Generic SMTP
451 4.7.0 Temperror — a temporary DNS lookup failure during authentication
451 4.7.0 (Temperror)
Unlike a PermError (a structural problem with the record itself), a Temperror means the DNS lookup needed to evaluate SPF or DKIM failed transiently — a DNS server timeout, an unreachable nameserver, or a lookup that took too long. RFC 7208 requires SPF evaluation to treat this as a temporary failure, which most receivers respond to with a 4xx deferral rather than a hard rejection.
How to fix it
- 1
Check your DNS provider's status
A Temperror on your own domain's records usually means your DNS host had a transient issue. Check their status page.
- 2
Check every include's DNS health
If the error is in a third-party include (an ESP's SPF domain), the problem may be on their DNS, not yours — nothing to fix on your end, it should clear on retry.
- 3
Reduce lookup complexity
A record close to the 10-lookup limit is more exposed to any single slow lookup causing a timeout.

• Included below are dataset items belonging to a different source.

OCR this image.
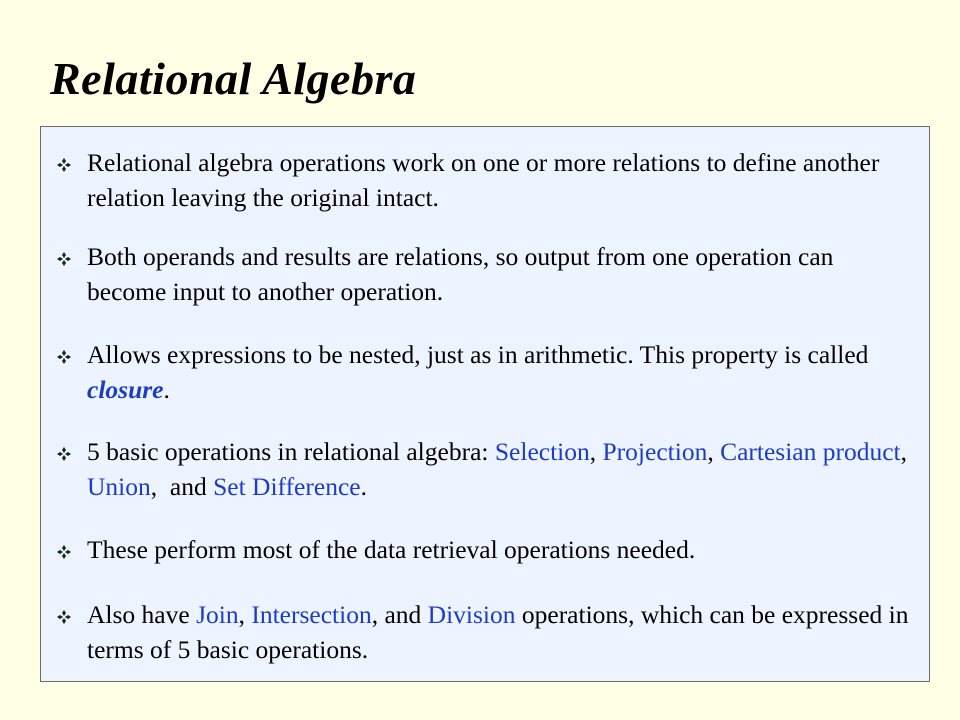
Relational Algebra
Relational algebra operations work on one or more relations to define another relation leaving the original intact.
Both operands and results are relations, so output from one operation can become input to another operation.
Allows expressions to be nested, just as in arithmetic. This property is called closure.
5 basic operations in relational algebra: Selection, Projection, Cartesian product, Union,  and Set Difference.
These perform most of the data retrieval operations needed.
Also have Join, Intersection, and Division operations, which can be expressed in terms of 5 basic operations.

Use the SPF checker to see your count, and the SPF flattener if you're near the limit.
- 4
Just wait and retry if it's isolated
A one-off Temperror on otherwise-healthy DNS is usually resolved by the automatic retry built into SMTP — no action needed if it doesn't recur.
Meaning current as of 2026-07-14, cross-checked against the provider's own documentation. Providers do occasionally redefine codes — if this doesn't match what you're seeing, the source link is the authoritative reference.